Таким образом, даже из нашего беглого обзора видно, что жизнь сообществами не представляет исключения в животном мире она, напротив, является общим правилом — законом природы — и достигает своего полнейшего развития у высших беспозвоночных. Видов, живущих в одиночестве, или только небольшими семействами, очень мало, и они сравнительно немногочисленны. Мало того, есть основание предполагать, что, за немногими исключениями, все те птицы и млекопитающие, которые в настоящее время не живут стадами или стаями, жили ранее сообществами, пока род людской не размножился на земной поверхности и не начал вести против них истребительной войны, а равным образом не стал истреблять их источников прокормления. «On ne s'associe pas pour mourir» (для умирания не собираются вместе), — справедливо заметил Эспинас, а Хузо (Houzeau), хорошо знавший животный мир некоторых частей Америки, раньше чем животные подверглись истреблению человеком в больших размерах, высказал в своих произведениях ту же мысль.
Ассоциация встречается в животном мире на всех ступенях эволюции; и, соответственно великой идее Герберта Спенсера, так блестяще развитой в работе Перье, «Colonies Animales», «колонии», т. е. сообщества, появляются уже в самом начале развития животного мира. Но по мере того, как мы поднимаемся по лестнице эволюции, мы видим, как ассоциация становится всё более и более сознательной. Она теряет свой чисто физический характер, она перестаёт быть просто инстинктивной, и становится обдуманной. Среди высших позвоночных она уже бывает временною, периодичною, или же служит для удовлетворения какой-нибудь определённой потребности, — например, для воспроизведения, для переселений, для охоты или же для взаимной защиты. Она становится даже случайной, — например, когда птицы объединяются против хищника, или млекопитающиеся сходятся для эмиграции под давлением исключительных обстоятельств. В этом последнем случае ассоциация становится добровольным отклонением от обычного образа жизни.
Затем, объединение бывает иногда в две или три степени — сначала семья, потом группа и, наконец, ассоциация групп, обыкновенно рассеянных, но соединяющихся в случае нужды, как мы это видели на примере буйволов и других жвачных.

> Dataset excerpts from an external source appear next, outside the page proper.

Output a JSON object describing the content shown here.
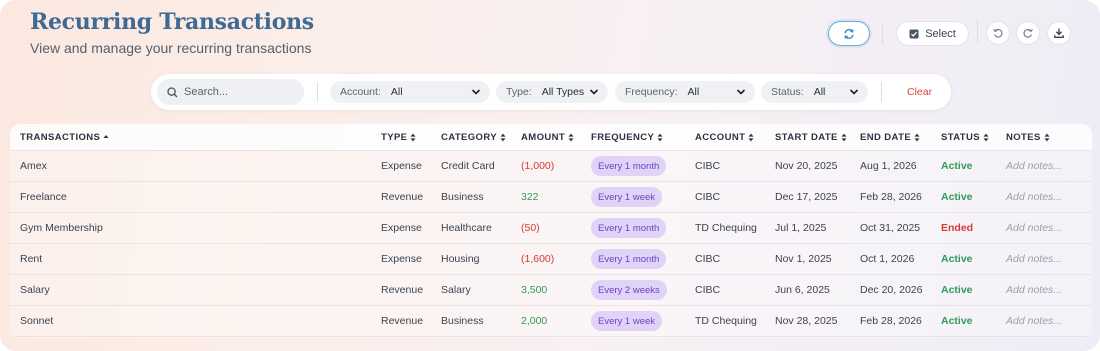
{
  "header": {
    "title": "Recurring Transactions",
    "subtitle": "View and manage your recurring transactions",
    "select_label": "Select"
  },
  "filters": {
    "search_placeholder": "Search...",
    "account_label": "Account:",
    "account_value": "All",
    "type_label": "Type:",
    "type_value": "All Types",
    "frequency_label": "Frequency:",
    "frequency_value": "All",
    "status_label": "Status:",
    "status_value": "All",
    "clear_label": "Clear"
  },
  "table": {
    "columns": [
      "TRANSACTIONS",
      "TYPE",
      "CATEGORY",
      "AMOUNT",
      "FREQUENCY",
      "ACCOUNT",
      "START DATE",
      "END DATE",
      "STATUS",
      "NOTES"
    ],
    "rows": [
      {
        "name": "Amex",
        "type": "Expense",
        "category": "Credit Card",
        "amount": "(1,000)",
        "frequency": "Every 1 month",
        "account": "CIBC",
        "start": "Nov 20, 2025",
        "end": "Aug 1, 2026",
        "status": "Active",
        "notes": "Add notes..."
      },
      {
        "name": "Freelance",
        "type": "Revenue",
        "category": "Business",
        "amount": "322",
        "frequency": "Every 1 week",
        "account": "CIBC",
        "start": "Dec 17, 2025",
        "end": "Feb 28, 2026",
        "status": "Active",
        "notes": "Add notes..."
      },
      {
        "name": "Gym Membership",
        "type": "Expense",
        "category": "Healthcare",
        "amount": "(50)",
        "frequency": "Every 1 month",
        "account": "TD Chequing",
        "start": "Jul 1, 2025",
        "end": "Oct 31, 2025",
        "status": "Ended",
        "notes": "Add notes..."
      },
      {
        "name": "Rent",
        "type": "Expense",
        "category": "Housing",
        "amount": "(1,600)",
        "frequency": "Every 1 month",
        "account": "CIBC",
        "start": "Nov 1, 2025",
        "end": "Oct 1, 2026",
        "status": "Active",
        "notes": "Add notes..."
      },
      {
        "name": "Salary",
        "type": "Revenue",
        "category": "Salary",
        "amount": "3,500",
        "frequency": "Every 2 weeks",
        "account": "CIBC",
        "start": "Jun 6, 2025",
        "end": "Dec 20, 2026",
        "status": "Active",
        "notes": "Add notes..."
      },
      {
        "name": "Sonnet",
        "type": "Revenue",
        "category": "Business",
        "amount": "2,000",
        "frequency": "Every 1 week",
        "account": "TD Chequing",
        "start": "Nov 28, 2025",
        "end": "Feb 28, 2026",
        "status": "Active",
        "notes": "Add notes..."
      }
    ]
  },
  "colors": {
    "title": "#3f6a93",
    "negative": "#d53a3a",
    "positive": "#2f9a57",
    "pill_bg": "#e0d3f7",
    "pill_text": "#6a43c4",
    "clear": "#d9443c"
  }
}
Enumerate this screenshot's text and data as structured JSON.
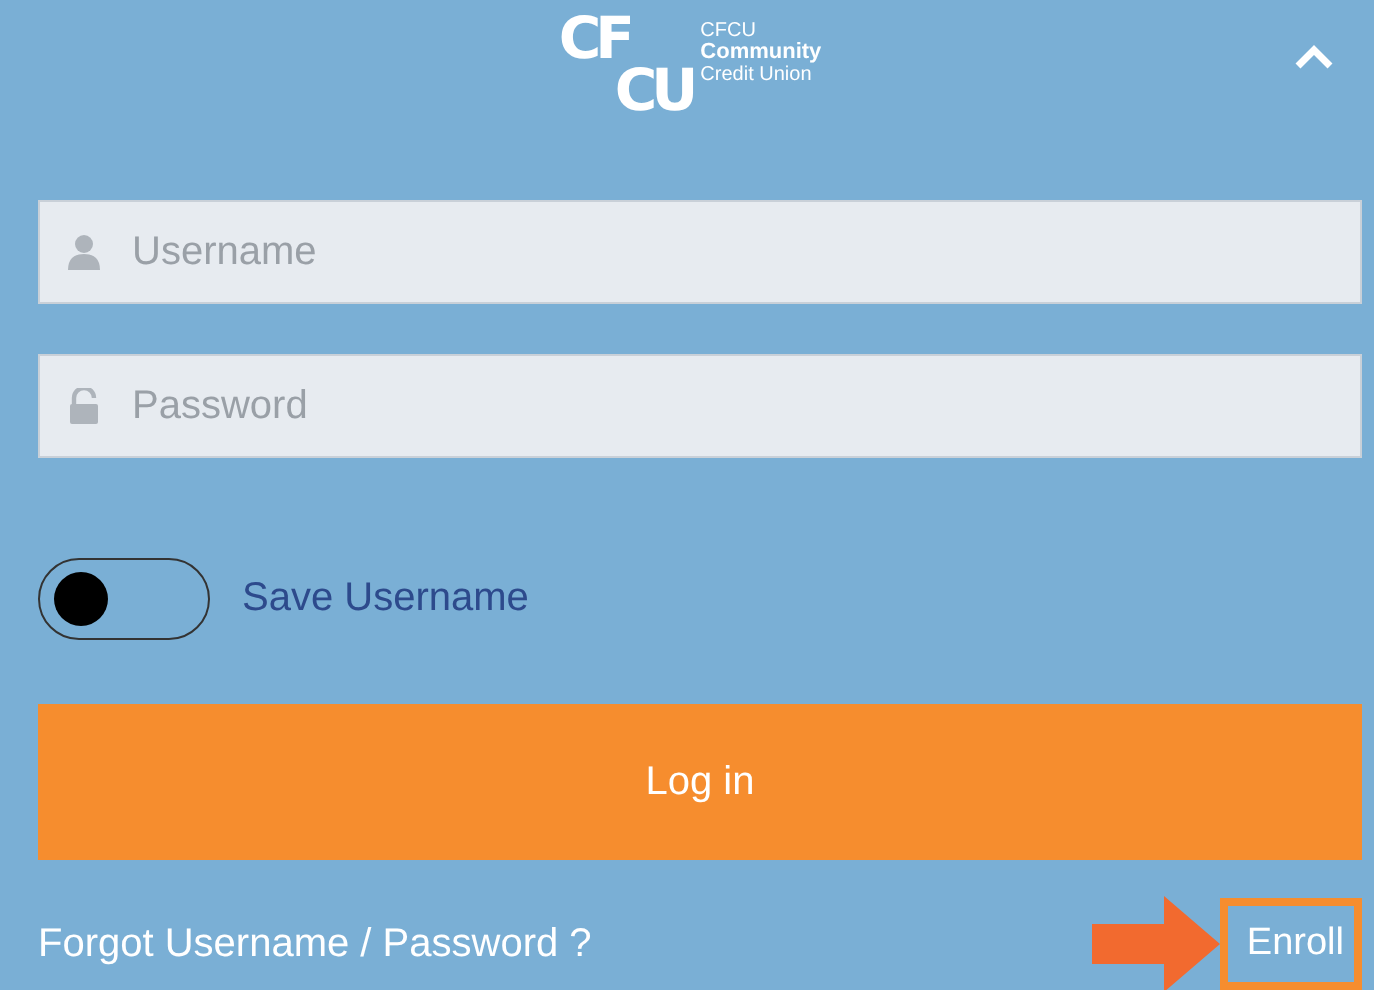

Ассоциация также принимает высшие формы, и тогда обеспечивает большую независимость для каждого отдельного индивидуума, не лишая его, вместе с тем, — выгод общественной жизни. Таким образом, у большинства грызунов каждая семья имеет своё собственное жилище, куда она может удалиться, если пожелает уединения, но эти жилища располагаются селениями и целыми городами, так, чтобы всем обитателям были обеспечены все удобства и удовольствия общественной жизни. И, наконец, у некоторых видов, как например, у крыс, сурков, зайцев и т. д., общительность жизни поддерживается, несмотря на сварливость, или вообще на эгоистические наклонности отдельно взятых особей. Во всех этих случаях общественная жизнь уже не обусловливается, как у Муравьёв и пчёл, физиологическою структурою; она культивируется ради выгод, даваемых взаимной помощью, или же ради приносимых ею удовольствий. И это, конечно, проявляется во всех возможных степенях и при величайшем разнообразии индивидуальных и видовых признаков, — причём самое разнообразие форм общественной жизни является последствием, а для нас и дальнейшим доказательством, её всеобщности.[65]